Les natures mortes sont des mécanismes contemplatifs, des engrenages esthétiques que l’artiste assemble selon la nécessité visuelle. Ce sont des espaces d’observation, des mises en scène calibrées pour absorber le regard. Comme un paysage. Ce n’est pas un hasard si la collection de Grasset est complétée par une série de vues. Parmi elles, le Paysage fluvial avec marché aux poissons (600-800 000 £) de Jan Brueghel l’Ancien (Bruxelles, 1568 - Anvers, 1625), une scène portuaire caractérisée par le va-et-vient des marchands et des négociants, ponctuée par l’apparition d’un moulin à l’horizon qui dilue le point de fuite. Mais aussi des situations complètement différentes, comme Patineurs, joueurs de kolf et personnages élégants avec des traîneaux tirés par des chevaux sur une rivière gelée près d’une tour (300-400 mille) de Barent Avercamp (Kampen, 1612/13 - 1670), neveu de Hendrick Avercamp, célèbre pour ses scènes pionnières et bondées de la vie dans la neige.
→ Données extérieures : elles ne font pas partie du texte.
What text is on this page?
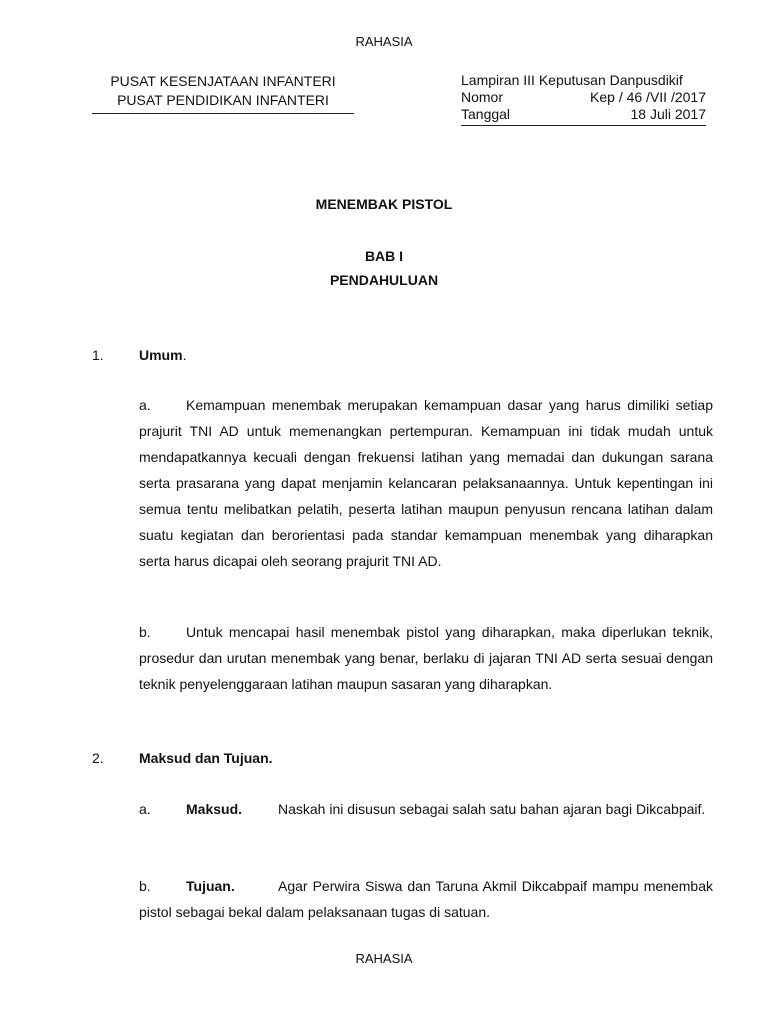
RAHASIA
PUSAT KESENJATAAN INFANTERI
PUSAT PENDIDIKAN INFANTERI
Lampiran III Keputusan Danpusdikif
Nomor	Kep / 46 /VII /2017
Tanggal	18 Juli 2017
MENEMBAK PISTOL
BAB I
PENDAHULUAN
1.	Umum.
a.	Kemampuan menembak merupakan kemampuan dasar yang harus dimiliki setiap prajurit TNI AD untuk memenangkan pertempuran. Kemampuan ini tidak mudah untuk mendapatkannya kecuali dengan frekuensi latihan yang memadai dan dukungan sarana serta prasarana yang dapat menjamin kelancaran pelaksanaannya. Untuk kepentingan ini semua tentu melibatkan pelatih, peserta latihan maupun penyusun rencana latihan dalam suatu kegiatan dan berorientasi pada standar kemampuan menembak yang diharapkan serta harus dicapai oleh seorang prajurit TNI AD.
b.	Untuk mencapai hasil menembak pistol yang diharapkan, maka diperlukan teknik, prosedur dan urutan menembak yang benar, berlaku di jajaran TNI AD serta sesuai dengan teknik penyelenggaraan latihan maupun sasaran yang diharapkan.
2.	Maksud dan Tujuan.
a.	Maksud.	Naskah ini disusun sebagai salah satu bahan ajaran bagi Dikcabpaif.
b.	Tujuan.	Agar Perwira Siswa dan Taruna Akmil Dikcabpaif mampu menembak pistol sebagai bekal dalam pelaksanaan tugas di satuan.
RAHASIA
Nous sommes en hiver: la rivière est gelée et des gens de tous horizons déambulent sur des patins, des supports de fortune ou des traîneaux à chevaux presque nobles dans des atmosphères laiteuses. Une fresque de la vie quotidienne crépusculaire.
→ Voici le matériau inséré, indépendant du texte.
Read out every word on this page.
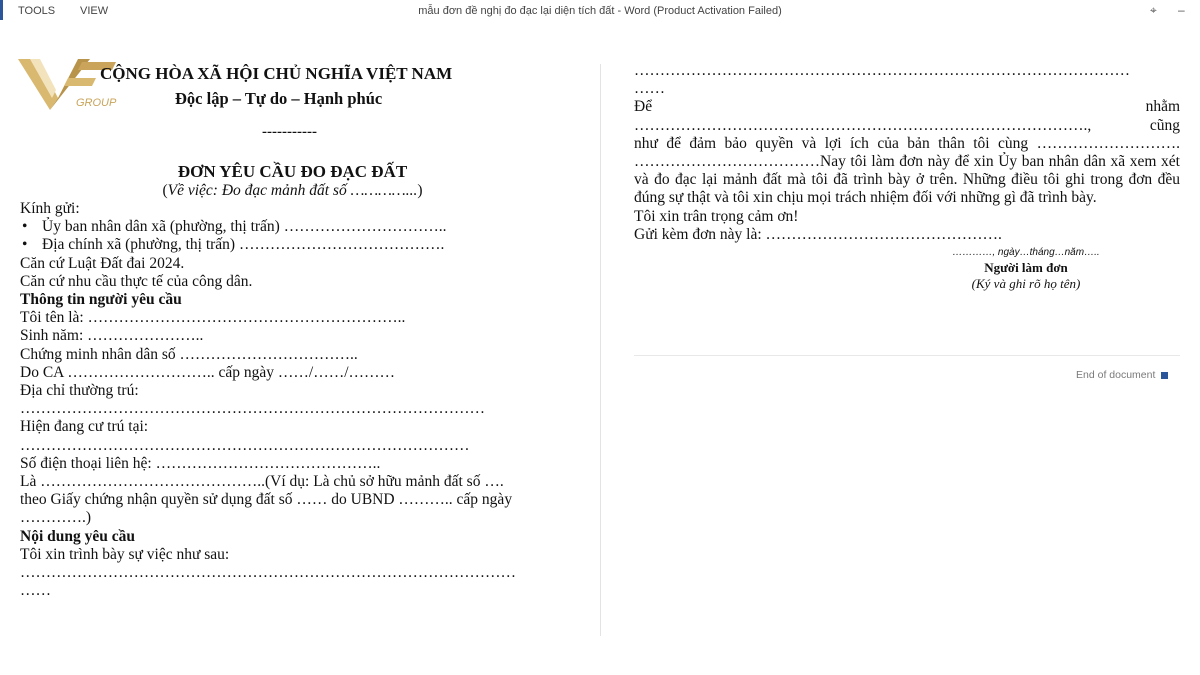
TOOLS VIEW	mẫu đơn đề nghị đo đạc lại diện tích đất - Word (Product Activation Failed)	⌖ –
GROUP
CỘNG HÒA XÃ HỘI CHỦ NGHĨA VIỆT NAM
Độc lập – Tự do – Hạnh phúc
-----------
ĐƠN YÊU CẦU ĐO ĐẠC ĐẤT
(Về việc: Đo đạc mảnh đất số …………...)
Kính gửi:
• Ủy ban nhân dân xã (phường, thị trấn) …………………………..
• Địa chính xã (phường, thị trấn) ………………………………….
Căn cứ Luật Đất đai 2024.
Căn cứ nhu cầu thực tế của công dân.
Thông tin người yêu cầu
Tôi tên là: ……………………………………………………..
Sinh năm: …………………..
Chứng minh nhân dân số ……………………………..
Do CA ……………………….. cấp ngày ……/……/………
Địa chỉ thường trú:
………………………………………………………………………………
Hiện đang cư trú tại:
……………………………………………………………………………
Số điện thoại liên hệ: ……………………………………..
Là ……………………………………..(Ví dụ: Là chủ sở hữu mảnh đất số ….
theo Giấy chứng nhận quyền sử dụng đất số …… do UBND ……….. cấp ngày
………….)
Nội dung yêu cầu
Tôi xin trình bày sự việc như sau:
……………………………………………………………………………………
……
……………………………………………………………………………………
……
Để	nhằm
…………………………………………………………………………….,	cũng
như để đảm bảo quyền và lợi ích của bản thân tôi cùng ………………………. ………………………………Nay tôi làm đơn này để xin Ủy ban nhân dân xã xem xét và đo đạc lại mảnh đất mà tôi đã trình bày ở trên. Những điều tôi ghi trong đơn đều đúng sự thật và tôi xin chịu mọi trách nhiệm đối với những gì đã trình bày.
Tôi xin trân trọng cảm ơn!
Gửi kèm đơn này là: ……………………………………….
…………, ngày…tháng…năm…..
Người làm đơn
(Ký và ghi rõ họ tên)
End of document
Mais l’acquisition la plus importante de Grasset a été réalisée au crépuscule de son expérience de collectionneur. Il s’agit d’une vue exceptionnelle du Grand Canal de Venise par Canaletto (Venise, 1697 - 1768), estimée entre 3 et 5 millions de livres sterling (loin du prix le plus élevé atteint aux enchères pour notre ensemble vénitien en 2005, soit 18,6 millions de livres sterling). Le tableau date des années 1730. C’est-à-dire la période la plus appréciée de la production de l’artiste. Ici, la carnation de la lumière est chatoyante et fait se fondre les palais dans l’eau, tout en reflétant le lent balancement des nuages dans le ciel: deux colombes vaporeuses dans l’air turquoise. L’œuvre bénéficie également d’une provenance exceptionnelle, puisqu’elle a été commandée directement par Henry Grey, premier duc de Kent, et appartient donc à la famille royale britannique. La vue n’est apparue sur le marché que trois fois en autant de siècles. Aujourd’hui, Sotheby’s s’apprête à ajouter un nouveau chapitre à l’histoire d’une collection qui est en partie l’histoire de l’Europe elle-même.